La mano di Giotto nella Cappella degli Scrovegni

Nel cuore del centro di Padova esiste una piccola cappella, nota per il suo ciclo di affreschi: La Cappella degli Scrovegni.

Piccole pillole di storia
Enrico Scrovegni, usuraio veneto agli inizi del Trecento decise di far realizzare la nota Cappella degli Scrovegni. Fu egli stesso a chiamare Giotto e ad incaricargli la realizzazione degli affreschi all’interno della chiesetta. L’artista dopo le sue soste presso Assisi e poi Rimini decise di accettare la commissione e lavorò anche per questa cappella nei pressi di Padova. 

L’intera cappella fu organizzata in maniera ordinaria: il ciclo pittorico si divide in tre differenti parti.

  • La storia di Anna e Gioacchino, i genitori della Vergine Maria;
  • la storia di Maria, madre di Gesù;
  • la narrazione della vita di Gesù Cristo.

A completare queste macro tematiche, Giotto inserì anche affreschi di allegorie che richiamano le Virtù e i Vizi, ed anche della narrazione del Giudizio Universale. 
Nulla fu scelto a caso! Giotto decise di coprire l’intera superficie interna della cappella, seguendo un progetto iconografico piuttosto unitario, utilizzando i testi di matrice agostiniana e identificati con il frate Alberto da Padova. 

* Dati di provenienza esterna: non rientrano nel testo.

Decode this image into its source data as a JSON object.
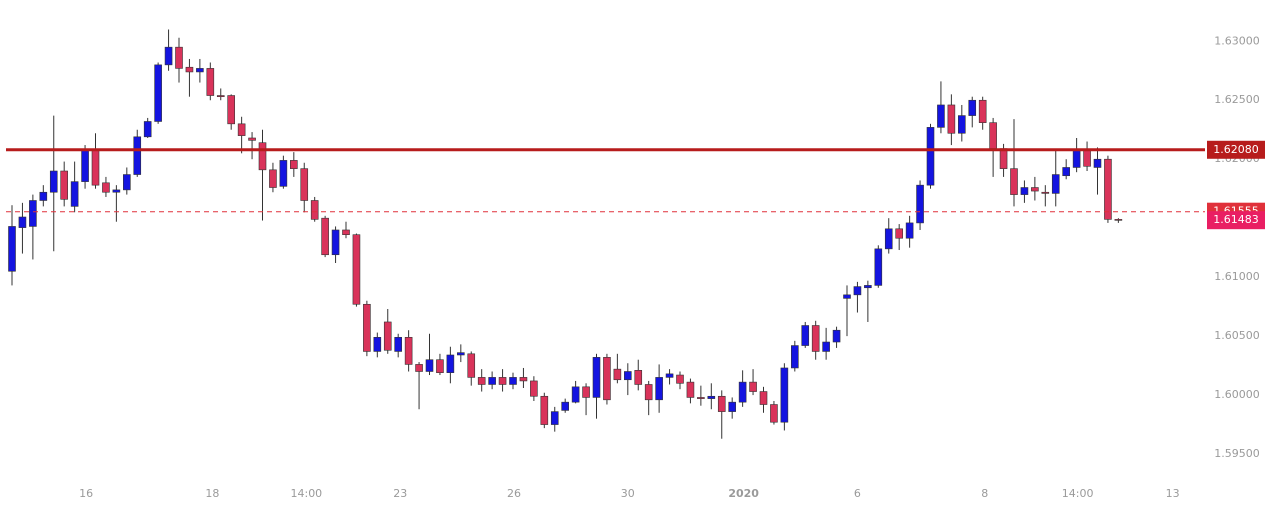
{
  "chart_data": {
    "type": "candlestick",
    "up_color": "#1414e0",
    "down_color": "#d9335a",
    "open": [
      1.6105,
      1.6142,
      1.6143,
      1.6165,
      1.6172,
      1.619,
      1.616,
      1.6181,
      1.6208,
      1.618,
      1.6172,
      1.6174,
      1.6187,
      1.6219,
      1.6232,
      1.628,
      1.6295,
      1.6278,
      1.6274,
      1.6277,
      1.6254,
      1.6254,
      1.623,
      1.6218,
      1.6214,
      1.6191,
      1.6177,
      1.6199,
      1.6192,
      1.6165,
      1.615,
      1.6119,
      1.614,
      1.6136,
      1.6077,
      1.6037,
      1.6062,
      1.6037,
      1.6049,
      1.6026,
      1.602,
      1.603,
      1.6019,
      1.6034,
      1.6035,
      1.6015,
      1.6009,
      1.6015,
      1.6009,
      1.6015,
      1.6012,
      1.5999,
      1.5975,
      1.5987,
      1.5994,
      1.6007,
      1.5998,
      1.6032,
      1.6022,
      1.6013,
      1.6021,
      1.6009,
      1.5996,
      1.6015,
      1.6017,
      1.6011,
      1.5998,
      1.5997,
      1.5999,
      1.5986,
      1.5994,
      1.6011,
      1.6003,
      1.5992,
      1.5977,
      1.6023,
      1.6042,
      1.6059,
      1.6037,
      1.6045,
      1.6082,
      1.6085,
      1.6091,
      1.6093,
      1.6124,
      1.6141,
      1.6133,
      1.6146,
      1.6178,
      1.6227,
      1.6246,
      1.6222,
      1.6237,
      1.625,
      1.6231,
      1.6209,
      1.6192,
      1.617,
      1.6176,
      1.6172,
      1.6171,
      1.6186,
      1.6193,
      1.6208,
      1.6193,
      1.62,
      1.6149
    ],
    "high": [
      1.6161,
      1.6163,
      1.617,
      1.6178,
      1.6237,
      1.6198,
      1.6198,
      1.6212,
      1.6222,
      1.6185,
      1.6178,
      1.6193,
      1.6225,
      1.6235,
      1.6282,
      1.631,
      1.6303,
      1.6285,
      1.6285,
      1.6282,
      1.626,
      1.6255,
      1.6236,
      1.6223,
      1.6225,
      1.6197,
      1.6203,
      1.6206,
      1.6197,
      1.6168,
      1.6152,
      1.6143,
      1.6147,
      1.6137,
      1.608,
      1.6053,
      1.6073,
      1.6052,
      1.6055,
      1.6028,
      1.6052,
      1.6035,
      1.6041,
      1.6043,
      1.6037,
      1.6022,
      1.602,
      1.6022,
      1.6019,
      1.6023,
      1.6016,
      1.6002,
      1.599,
      1.5997,
      1.6012,
      1.601,
      1.6035,
      1.6035,
      1.6035,
      1.6027,
      1.603,
      1.6012,
      1.6026,
      1.6022,
      1.602,
      1.6014,
      1.6008,
      1.601,
      1.6004,
      1.5998,
      1.6021,
      1.6022,
      1.6007,
      1.5995,
      1.6027,
      1.6046,
      1.6062,
      1.6063,
      1.6057,
      1.6058,
      1.6093,
      1.6096,
      1.6097,
      1.6127,
      1.615,
      1.6145,
      1.6152,
      1.6182,
      1.623,
      1.6266,
      1.6255,
      1.6246,
      1.6253,
      1.6253,
      1.6235,
      1.6213,
      1.6234,
      1.6182,
      1.6185,
      1.6178,
      1.6208,
      1.62,
      1.6218,
      1.6215,
      1.621,
      1.6203,
      1.615
    ],
    "low": [
      1.6093,
      1.612,
      1.6115,
      1.616,
      1.6122,
      1.616,
      1.6155,
      1.6175,
      1.6175,
      1.6168,
      1.6147,
      1.617,
      1.6185,
      1.6218,
      1.623,
      1.6275,
      1.6265,
      1.6253,
      1.6265,
      1.625,
      1.625,
      1.6225,
      1.6205,
      1.62,
      1.6148,
      1.6172,
      1.6175,
      1.6185,
      1.6155,
      1.6147,
      1.6117,
      1.6112,
      1.6133,
      1.6075,
      1.6033,
      1.6032,
      1.6035,
      1.6032,
      1.602,
      1.5988,
      1.6017,
      1.6017,
      1.601,
      1.6028,
      1.6008,
      1.6003,
      1.6005,
      1.6003,
      1.6005,
      1.6006,
      1.5995,
      1.5972,
      1.5969,
      1.5985,
      1.5993,
      1.5983,
      1.598,
      1.5992,
      1.601,
      1.6,
      1.6004,
      1.5983,
      1.5985,
      1.6009,
      1.6005,
      1.5993,
      1.5991,
      1.5988,
      1.5963,
      1.598,
      1.599,
      1.6,
      1.5985,
      1.5975,
      1.597,
      1.602,
      1.604,
      1.603,
      1.603,
      1.604,
      1.605,
      1.607,
      1.6062,
      1.6091,
      1.612,
      1.6123,
      1.6125,
      1.614,
      1.6175,
      1.6222,
      1.6212,
      1.6215,
      1.6227,
      1.6225,
      1.6185,
      1.6185,
      1.616,
      1.6163,
      1.6165,
      1.616,
      1.616,
      1.6183,
      1.6189,
      1.619,
      1.617,
      1.6146,
      1.6146
    ],
    "close": [
      1.6143,
      1.6151,
      1.6165,
      1.6172,
      1.619,
      1.6166,
      1.6181,
      1.6208,
      1.6178,
      1.6172,
      1.6174,
      1.6187,
      1.6219,
      1.6232,
      1.628,
      1.6295,
      1.6277,
      1.6274,
      1.6277,
      1.6254,
      1.6253,
      1.623,
      1.622,
      1.6216,
      1.6191,
      1.6176,
      1.6199,
      1.6192,
      1.6165,
      1.6149,
      1.6119,
      1.614,
      1.6136,
      1.6077,
      1.6037,
      1.6049,
      1.6038,
      1.6049,
      1.6026,
      1.602,
      1.603,
      1.6019,
      1.6034,
      1.6036,
      1.6015,
      1.6009,
      1.6015,
      1.6009,
      1.6015,
      1.6012,
      1.5999,
      1.5975,
      1.5986,
      1.5994,
      1.6007,
      1.5998,
      1.6032,
      1.5996,
      1.6013,
      1.602,
      1.6009,
      1.5996,
      1.6015,
      1.6018,
      1.601,
      1.5998,
      1.5997,
      1.5999,
      1.5986,
      1.5994,
      1.6011,
      1.6003,
      1.5992,
      1.5977,
      1.6023,
      1.6042,
      1.6059,
      1.6037,
      1.6045,
      1.6055,
      1.6085,
      1.6092,
      1.6093,
      1.6124,
      1.6141,
      1.6133,
      1.6146,
      1.6178,
      1.6227,
      1.6246,
      1.6222,
      1.6237,
      1.625,
      1.6231,
      1.6209,
      1.6192,
      1.617,
      1.6176,
      1.6173,
      1.6171,
      1.6187,
      1.6193,
      1.6208,
      1.6194,
      1.62,
      1.6149,
      1.61483
    ],
    "ylim": [
      1.5928,
      1.6335
    ],
    "yticks": [
      {
        "value": 1.595,
        "label": "1.59500"
      },
      {
        "value": 1.6,
        "label": "1.60000"
      },
      {
        "value": 1.605,
        "label": "1.60500"
      },
      {
        "value": 1.61,
        "label": "1.61000"
      },
      {
        "value": 1.615,
        "label": "1.61500"
      },
      {
        "value": 1.62,
        "label": "1.62000"
      },
      {
        "value": 1.625,
        "label": "1.62500"
      },
      {
        "value": 1.63,
        "label": "1.63000"
      }
    ],
    "xlim": [
      -1.15,
      114.3
    ],
    "xticks": [
      {
        "value": 7.1,
        "label": "16"
      },
      {
        "value": 19.2,
        "label": "18"
      },
      {
        "value": 28.2,
        "label": "14:00"
      },
      {
        "value": 37.2,
        "label": "23"
      },
      {
        "value": 48.1,
        "label": "26"
      },
      {
        "value": 59.0,
        "label": "30"
      },
      {
        "value": 70.1,
        "label": "2020"
      },
      {
        "value": 81.0,
        "label": "6"
      },
      {
        "value": 93.2,
        "label": "8"
      },
      {
        "value": 102.1,
        "label": "14:00"
      },
      {
        "value": 111.2,
        "label": "13"
      }
    ],
    "price_labels": [
      {
        "value": 1.6208,
        "label": "1.62080",
        "color": "#b71c1c",
        "line": "solid"
      },
      {
        "value": 1.61555,
        "label": "1.61555",
        "color": "#e0303a",
        "line": "dashed"
      },
      {
        "value": 1.61483,
        "label": "1.61483",
        "color": "#e91e63"
      }
    ]
  }
}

Dettaglio dell’interno della Cappella

La completezza stilistica di Giotto
Gli affreschi della cappella degli Scrovegni rappresentano in storia dell’arte un vero e proprio “upgrade” di Giotto che riesce a rendere più reale le sue narrazioni negli affreschi. In questo caso, la pittura evidenza la solennità degna di queste narrazioni sacre, miscelate con l’intimità dell’animo scandito nei volti e nei gesti. Gli sguardi, le smorfie, iniziano ad essere più evidenti. È straordinario l’equilibrio che si interpone tra i protagonisti, importanti e maestosi e il resto che li circonda, più fisionomici e specchio riflesso della vita tipica di tutti giorni. Qui ritroviamo una maggiore precisione nelle architetture e nei paesaggi che contornano lo sfondo delle vicende affrescate, in cui le figure sono ben proporzionate nello spazio. C’è molta differenza rispetto agli affreschi che ritroviamo ad Assisi

Possiamo per cui affermare che con questi affreschi Giotto abbia compiuto una vera riscoperta del vero, nei sentimenti, nella fisionomia umana e naturale, nella luce, nei colori, nella certezza di uno spazio misurabile.

Dettaglio dell’interno della Cappella

Ti svelo un segreto
La cappella intitolata a Maria Vergine Annunziata fu fatta costruire per espiare il peccato di usura commesso dal padre del committente Rinaldo Scrovegni, citato dallo stesso Dante nell’Inferno. In realtà questa è solo una leggenda, una tradizione che lega la chiesetta e la vita del committente con il letterato Dante. 

Un commento su “La Cappella degli Scrovegni

  1. Quando ero piccola mi ricordo la cappella degli Scrovegni aperta, incustodita e tutti potevano entrare senza nessuna limitazione! Meno male che hanno cominciato a proteggerla!!!